Abstract:
Objective To address the low detection accuracy of pig detection algorithms and the limited computational capacity of edge computing devices in large-scale pig farms caused by occlusion, illumination variations and background interference, this study proposes a lightweight pig detection algorithm based on YOLO11n and develops the YOLO11n-MWES model.
Method Based on YOLO11n, MobileNetV4 was used as a lightweight backbone to reduce model complexity. WTConv was then introduced to enhance the C3K2 feature extraction module. Additionally, an efficient upsampling module was incorporated into the neck network to improve feature fusion. Finally, ShapeIoU was applied to accelerate training convergence.

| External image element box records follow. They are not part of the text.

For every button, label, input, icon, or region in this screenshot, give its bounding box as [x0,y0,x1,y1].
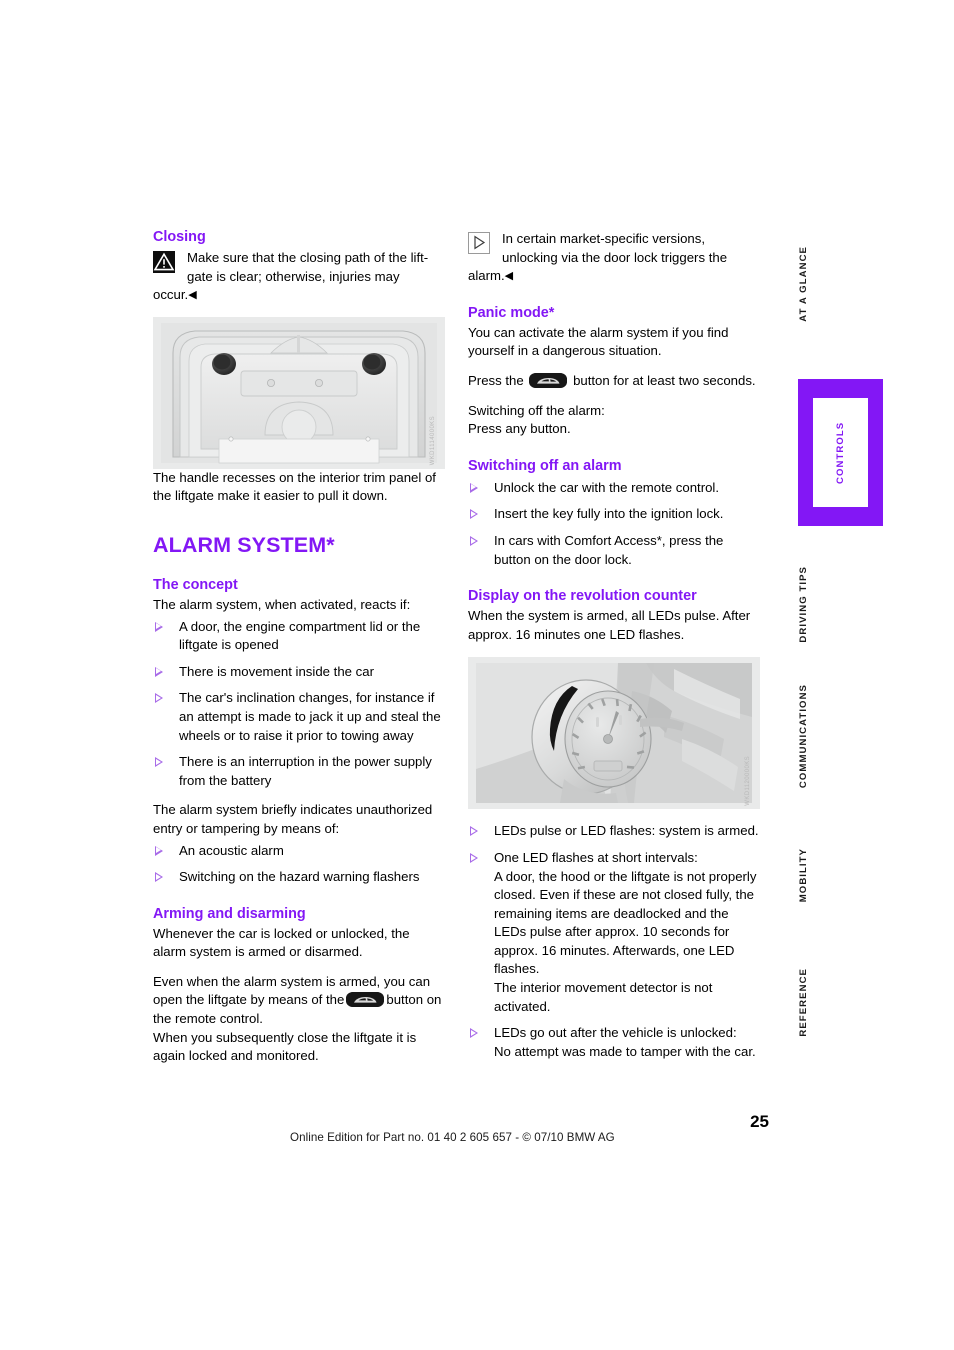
revolution-counter-intro: When the system is armed, all LEDs pulse… [468,608,751,642]
triangle-bullet-icon [155,693,163,704]
end-mark-icon: ◀ [504,270,514,283]
list-item-text: There is movement inside the car [179,663,374,679]
panic-press-before: Press the [468,372,524,388]
figure-liftgate-trim-panel: WKD1114000KS [153,316,445,469]
list-item-text: LEDs go out after the vehicle is unlocke… [494,1025,756,1059]
rail-tab-controls-label: CONTROLS [835,421,846,484]
note-text: In certain market-specific versions, unl… [502,231,728,265]
triangle-bullet-icon [470,1028,478,1039]
list-item-text: Insert the key fully into the ignition l… [494,506,724,522]
list-item: There is movement inside the car [153,663,445,682]
end-mark-icon: ◀ [188,289,197,302]
note-arrow-icon [468,232,490,254]
heading-arming-and-disarming: Arming and disarming [153,905,306,922]
switching-off-list: Unlock the car with the remote control. … [468,479,760,569]
rail-tab-reference[interactable]: REFERENCE [798,968,842,1037]
page-title: ALARM SYSTEM* [153,532,335,557]
arming-para-3: When you subsequently close the liftgate… [153,1029,417,1064]
list-item-text: The car's inclination changes, for insta… [179,690,441,743]
panic-press-after: button for at least two seconds. [573,372,756,388]
revolution-counter-list: LEDs pulse or LED flashes: system is arm… [468,822,760,1061]
list-item: LEDs pulse or LED flashes: system is arm… [468,822,760,841]
figure-code-label: WKD1120000KS [745,755,752,806]
manual-page: Closing Make sure that the closing path … [0,0,954,1350]
panic-mode-para-4: Press any button. [468,421,571,437]
page-number: 25 [750,1112,769,1131]
triangle-bullet-icon [470,826,478,837]
triangle-bullet-icon [470,482,478,493]
list-item: A door, the engine compartment lid or th… [153,618,445,655]
triangle-bullet-icon [155,845,163,856]
arming-para-1: Whenever the car is locked or unlocked, … [153,925,410,960]
warning-triangle-icon [153,251,175,273]
right-column: In certain market-specific versions, unl… [468,228,760,1061]
rail-tab-controls-inner: CONTROLS [813,398,868,507]
note-tail-text: alarm. [468,268,505,284]
rail-tab-driving-tips[interactable]: DRIVING TIPS [798,566,842,643]
list-item-text: An acoustic alarm [179,842,284,858]
rail-tab-controls[interactable]: CONTROLS [798,379,883,526]
figure-code-label: WKD1114000KS [430,415,437,465]
heading-display-on-revolution-counter: Display on the revolution counter [468,588,697,605]
triangle-bullet-icon [470,852,478,863]
left-column: Closing Make sure that the closing path … [153,228,445,1066]
list-item: Unlock the car with the remote control. [468,479,760,498]
list-item: One LED flashes at short intervals: A do… [468,849,760,1016]
concept-outro: The alarm system briefly indicates unaut… [153,802,433,836]
heading-the-concept: The concept [153,576,238,593]
rail-tab-mobility[interactable]: MOBILITY [798,848,842,902]
list-item-text: There is an interruption in the power su… [179,754,432,788]
note-tail-line: alarm.◀ [468,267,760,286]
arming-para-2: Even when the alarm system is armed, you… [153,973,445,1029]
warning-notice: Make sure that the closing path of the l… [153,249,445,305]
concept-intro: The alarm system, when activated, reacts… [153,596,411,612]
warning-tail-line: occur.◀ [153,286,445,305]
warning-text: Make sure that the closing path of the l… [187,250,429,284]
figure-liftgate-caption: The handle recesses on the interior trim… [153,469,436,504]
list-item-text: In cars with Comfort Access*, press the … [494,532,724,567]
heading-closing: Closing [153,229,206,245]
list-item: The car's inclination changes, for insta… [153,689,445,745]
panic-remote-button-icon [529,372,568,388]
concept-indication-list: An acoustic alarm Switching on the hazar… [153,842,445,887]
rail-tab-communications[interactable]: COMMUNICATIONS [798,684,842,788]
list-item: Insert the key fully into the ignition l… [468,505,760,524]
triangle-bullet-icon [470,509,478,520]
list-item-text: Switching on the hazard warning flashers [179,869,420,885]
triangle-bullet-icon [155,757,163,768]
list-item: Switching on the hazard warning flashers [153,868,445,887]
concept-reacts-list: A door, the engine compartment lid or th… [153,618,445,791]
rail-tab-at-a-glance[interactable]: AT A GLANCE [798,246,842,322]
list-item-text: Unlock the car with the remote control. [494,479,720,495]
list-item-text: LEDs pulse or LED flashes: system is arm… [494,823,759,839]
triangle-bullet-icon [470,535,478,546]
triangle-bullet-icon [155,621,163,632]
list-item: There is an interruption in the power su… [153,753,445,790]
heading-panic-mode: Panic mode* [468,304,555,321]
triangle-bullet-icon [155,872,163,883]
chapter-tab-rail: AT A GLANCE CONTROLS DRIVING TIPS COMMUN… [798,228,908,1088]
note-notice: In certain market-specific versions, unl… [468,230,760,286]
panic-mode-para-3: Switching off the alarm: [468,402,605,418]
list-item: In cars with Comfort Access*, press the … [468,532,760,569]
panic-mode-press-line: Press the button for at least two second… [468,372,760,391]
footer-edition-note: Online Edition for Part no. 01 40 2 605 … [290,1131,615,1144]
list-item: An acoustic alarm [153,842,445,861]
list-item-text: One LED flashes at short intervals: A do… [494,849,757,1014]
list-item-text: A door, the engine compartment lid or th… [179,618,421,653]
liftgate-remote-button-icon [346,992,385,1008]
list-item: LEDs go out after the vehicle is unlocke… [468,1024,760,1061]
warning-tail-text: occur. [153,287,189,303]
heading-switching-off-an-alarm: Switching off an alarm [468,457,622,474]
figure-revolution-counter: WKD1120000KS [468,657,760,810]
triangle-bullet-icon [155,666,163,677]
panic-mode-para-1: You can activate the alarm system if you… [468,324,729,359]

Result YOLO11n-MWES achieved a precision of 98.55%, a recall of 97.57%, and an mAP@0.95 of 80.74%, improving by 0.25, 0.87, and 4.74 percentage points, respectively, over YOLO11n. The model parameters were reduced by 29.34%, and the FPS was increased by 12.5. Compared with Faster R-CNN, RT-DETR, and YOLOv5, the proposed model significantly reduced the false positives and false negatives under occlusion, stacking, background interference, and low-light conditions.
Conclusion YOLO11n-MWES effectively balances accuracy and lightweight design, making it suitable for edge-based applications such as pig population monitoring and weight estimation in large-scale pig farms.